Group Claims Eliminating Sales Tax Would Create Thousands of Jobs
Tuesday, June 05, 2012
A conservative think tank is recommending that Rhode Island phase out the state sales tax.
According to a report issued by the Rhode Island Center for Freedom and Prosperity, doing so what would create over 21,000 jobs and make the Ocean State a hotbed for economic development.
In addition to creating jobs, the “Zero.Zero” report suggests that reductions in tax rates would pour hundreds of millions of dollars back into the economy, raise revenues for cities and towns and increase population in the state.
"Does anyone in the political class recognize that our state economy is failing? That our citizens are suffering? To suggest any increase in taxes guarantees that we will continue to limp along the same path that led us into this rut in the first place," said Mike Stenhouse, CEO for Center for Freedom and Prosperity. "It is alarming that the lack of jobs, the loss of population, and our state's dismal economic growth has merited virtually zero response from our public officials. Why are we not having a special session of the General Assembly this fall to deal with jobs?”

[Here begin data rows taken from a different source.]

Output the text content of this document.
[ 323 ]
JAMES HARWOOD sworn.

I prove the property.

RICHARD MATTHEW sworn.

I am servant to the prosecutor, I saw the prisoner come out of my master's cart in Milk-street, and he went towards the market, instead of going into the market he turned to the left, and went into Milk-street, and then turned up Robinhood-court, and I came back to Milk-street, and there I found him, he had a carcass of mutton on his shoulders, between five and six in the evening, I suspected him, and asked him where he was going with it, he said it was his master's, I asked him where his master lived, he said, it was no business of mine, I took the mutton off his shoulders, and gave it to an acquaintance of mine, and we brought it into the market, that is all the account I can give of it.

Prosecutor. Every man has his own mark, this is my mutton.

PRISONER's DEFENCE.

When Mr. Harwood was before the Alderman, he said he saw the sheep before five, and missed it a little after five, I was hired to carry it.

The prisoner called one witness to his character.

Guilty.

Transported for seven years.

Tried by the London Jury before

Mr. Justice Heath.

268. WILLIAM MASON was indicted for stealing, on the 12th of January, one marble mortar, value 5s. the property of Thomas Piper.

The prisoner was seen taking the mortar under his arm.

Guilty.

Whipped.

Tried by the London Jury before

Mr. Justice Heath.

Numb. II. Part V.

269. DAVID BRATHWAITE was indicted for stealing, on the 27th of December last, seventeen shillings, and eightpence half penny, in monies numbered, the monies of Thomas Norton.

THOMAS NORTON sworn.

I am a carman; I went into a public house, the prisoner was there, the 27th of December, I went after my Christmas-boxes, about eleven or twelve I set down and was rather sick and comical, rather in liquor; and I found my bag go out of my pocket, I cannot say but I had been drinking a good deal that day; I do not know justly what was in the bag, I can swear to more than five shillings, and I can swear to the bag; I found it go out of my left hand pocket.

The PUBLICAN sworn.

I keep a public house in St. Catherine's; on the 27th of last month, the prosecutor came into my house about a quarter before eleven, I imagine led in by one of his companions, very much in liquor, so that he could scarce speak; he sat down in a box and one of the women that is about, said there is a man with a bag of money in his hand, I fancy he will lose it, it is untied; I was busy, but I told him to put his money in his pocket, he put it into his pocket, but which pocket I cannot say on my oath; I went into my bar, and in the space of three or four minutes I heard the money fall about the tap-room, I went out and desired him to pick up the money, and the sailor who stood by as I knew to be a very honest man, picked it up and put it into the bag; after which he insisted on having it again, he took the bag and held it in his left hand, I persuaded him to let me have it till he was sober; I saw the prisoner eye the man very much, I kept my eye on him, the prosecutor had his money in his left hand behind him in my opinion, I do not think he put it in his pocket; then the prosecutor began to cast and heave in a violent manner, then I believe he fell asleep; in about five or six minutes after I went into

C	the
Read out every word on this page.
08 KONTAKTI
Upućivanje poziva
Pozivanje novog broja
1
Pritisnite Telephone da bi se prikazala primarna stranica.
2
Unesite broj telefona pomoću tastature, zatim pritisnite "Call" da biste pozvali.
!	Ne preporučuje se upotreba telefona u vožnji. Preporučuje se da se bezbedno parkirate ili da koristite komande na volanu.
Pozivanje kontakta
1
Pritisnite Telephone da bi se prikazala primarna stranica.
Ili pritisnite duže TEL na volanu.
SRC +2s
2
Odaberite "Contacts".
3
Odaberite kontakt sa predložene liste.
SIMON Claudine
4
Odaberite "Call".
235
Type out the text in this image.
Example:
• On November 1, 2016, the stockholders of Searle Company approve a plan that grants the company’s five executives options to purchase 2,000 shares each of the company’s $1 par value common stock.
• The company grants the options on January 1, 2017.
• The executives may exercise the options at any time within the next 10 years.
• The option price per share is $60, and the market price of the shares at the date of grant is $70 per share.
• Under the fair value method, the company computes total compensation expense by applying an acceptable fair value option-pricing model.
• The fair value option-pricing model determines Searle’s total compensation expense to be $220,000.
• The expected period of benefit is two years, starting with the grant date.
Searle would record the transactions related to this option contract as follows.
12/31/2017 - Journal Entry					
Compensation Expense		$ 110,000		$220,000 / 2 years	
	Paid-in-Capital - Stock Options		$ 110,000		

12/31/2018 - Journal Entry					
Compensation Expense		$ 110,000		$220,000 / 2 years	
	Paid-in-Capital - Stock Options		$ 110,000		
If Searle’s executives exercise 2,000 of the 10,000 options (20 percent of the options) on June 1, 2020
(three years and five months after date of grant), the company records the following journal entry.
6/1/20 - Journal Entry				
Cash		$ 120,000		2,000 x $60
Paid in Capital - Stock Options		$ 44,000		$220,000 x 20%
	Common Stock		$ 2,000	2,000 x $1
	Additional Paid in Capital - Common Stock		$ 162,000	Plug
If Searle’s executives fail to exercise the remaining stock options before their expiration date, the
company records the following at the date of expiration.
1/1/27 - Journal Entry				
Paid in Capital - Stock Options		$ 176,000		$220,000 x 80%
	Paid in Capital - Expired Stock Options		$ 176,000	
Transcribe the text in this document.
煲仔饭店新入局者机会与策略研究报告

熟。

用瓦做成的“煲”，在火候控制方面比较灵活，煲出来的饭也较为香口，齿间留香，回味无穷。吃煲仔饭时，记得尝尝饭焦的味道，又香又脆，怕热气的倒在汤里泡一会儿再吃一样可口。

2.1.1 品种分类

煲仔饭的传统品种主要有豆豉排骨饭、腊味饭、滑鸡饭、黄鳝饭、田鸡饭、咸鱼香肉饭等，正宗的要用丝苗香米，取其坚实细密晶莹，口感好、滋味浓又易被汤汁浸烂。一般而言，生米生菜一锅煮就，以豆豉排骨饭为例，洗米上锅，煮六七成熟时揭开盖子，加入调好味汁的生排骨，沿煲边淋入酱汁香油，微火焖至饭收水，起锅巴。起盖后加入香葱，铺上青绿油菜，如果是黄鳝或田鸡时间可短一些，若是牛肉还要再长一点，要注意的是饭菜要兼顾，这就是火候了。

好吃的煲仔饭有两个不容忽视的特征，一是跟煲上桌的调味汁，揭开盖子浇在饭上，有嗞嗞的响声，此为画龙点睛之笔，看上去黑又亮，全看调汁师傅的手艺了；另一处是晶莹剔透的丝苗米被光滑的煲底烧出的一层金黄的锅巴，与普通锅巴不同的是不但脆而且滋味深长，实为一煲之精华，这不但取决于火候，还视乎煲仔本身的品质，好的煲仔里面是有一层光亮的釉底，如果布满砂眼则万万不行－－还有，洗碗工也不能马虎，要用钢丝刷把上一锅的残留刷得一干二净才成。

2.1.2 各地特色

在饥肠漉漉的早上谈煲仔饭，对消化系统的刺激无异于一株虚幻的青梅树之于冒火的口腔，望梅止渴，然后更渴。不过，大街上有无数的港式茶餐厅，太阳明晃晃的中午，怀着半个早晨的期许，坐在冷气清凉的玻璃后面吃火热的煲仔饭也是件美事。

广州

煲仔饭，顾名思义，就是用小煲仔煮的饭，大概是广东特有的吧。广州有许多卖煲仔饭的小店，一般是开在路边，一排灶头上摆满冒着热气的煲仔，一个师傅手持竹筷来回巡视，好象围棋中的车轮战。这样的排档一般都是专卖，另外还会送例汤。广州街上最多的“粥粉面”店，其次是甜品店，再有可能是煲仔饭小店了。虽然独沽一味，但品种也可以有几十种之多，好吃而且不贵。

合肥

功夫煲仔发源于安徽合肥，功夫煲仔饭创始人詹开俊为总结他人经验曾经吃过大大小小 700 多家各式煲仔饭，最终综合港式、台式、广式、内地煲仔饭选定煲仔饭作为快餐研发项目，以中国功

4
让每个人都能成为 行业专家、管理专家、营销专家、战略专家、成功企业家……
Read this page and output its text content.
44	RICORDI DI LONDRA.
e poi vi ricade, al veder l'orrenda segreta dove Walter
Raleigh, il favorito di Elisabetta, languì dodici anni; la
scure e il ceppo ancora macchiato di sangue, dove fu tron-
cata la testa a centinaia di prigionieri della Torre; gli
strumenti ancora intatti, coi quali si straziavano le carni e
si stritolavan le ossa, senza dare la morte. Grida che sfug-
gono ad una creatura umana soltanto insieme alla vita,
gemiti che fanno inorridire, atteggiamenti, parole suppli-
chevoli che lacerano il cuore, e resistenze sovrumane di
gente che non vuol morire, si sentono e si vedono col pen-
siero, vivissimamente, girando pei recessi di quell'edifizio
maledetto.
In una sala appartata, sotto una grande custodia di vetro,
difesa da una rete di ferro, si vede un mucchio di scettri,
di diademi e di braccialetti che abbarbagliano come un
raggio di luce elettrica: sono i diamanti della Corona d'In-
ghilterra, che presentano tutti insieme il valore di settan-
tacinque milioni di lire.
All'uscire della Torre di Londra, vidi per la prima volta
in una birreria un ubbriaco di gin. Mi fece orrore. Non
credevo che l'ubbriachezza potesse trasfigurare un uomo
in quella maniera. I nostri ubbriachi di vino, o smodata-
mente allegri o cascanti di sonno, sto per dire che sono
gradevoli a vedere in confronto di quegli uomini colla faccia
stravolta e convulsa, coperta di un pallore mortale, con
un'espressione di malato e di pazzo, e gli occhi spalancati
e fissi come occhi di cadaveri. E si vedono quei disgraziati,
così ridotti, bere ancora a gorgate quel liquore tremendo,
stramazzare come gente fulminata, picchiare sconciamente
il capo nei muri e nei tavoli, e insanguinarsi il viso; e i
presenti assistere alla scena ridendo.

Only Alaska, Delaware, New Hampshire, Montana and Oregon currently do not have a general sales tax, although the exact stipulations vary by state. The plan would phase out the sales tax over a four-year period, which the organization says would increase the state’s GDP by “billions of dollars.”
Stenhouse criticized state leadership for not taking a more proactive approach when it comes to economic development in the state.
“The title of our report –“Zero.Zero” – reflects both the rate we suggest for the sales tax and, regrettably, the level of leadership state officials have shown. Instead of considering ways to reverse course and grow our economy, legislators are obsessed with perpetuating a failed budget,” he said. “We shouldn't just hope for change; we must enact proactive reforms to restore competitiveness to the Ocean State.”
In a release sent by the organization, Stenhouse criticized the $75 million loan guarantee that state granted to Curt Schilling’s 38 Studios and suggested his plan would create thousands of jobs as opposed to the 450 Schilling said he would create.
“Cronyism must be replaced with policies that will attract a broad range of businesses. Only dramatic reform can produce dramatic improvement," he said
Stenhouse said he hopes the report will spur debate in Rhode Island about public policy alternatives that should be considered to restore prosperity.
"For too long, policymakers have considered only two options: raising taxes or doing nothing,” he said. “Both of these have clearly failed our citizens. A third option - reducing the tax burden on Rhode Island residents and businesses - must now be considered. Rigorous debate about eliminating the sales tax must take place in Rhode Island before the next legislative session.”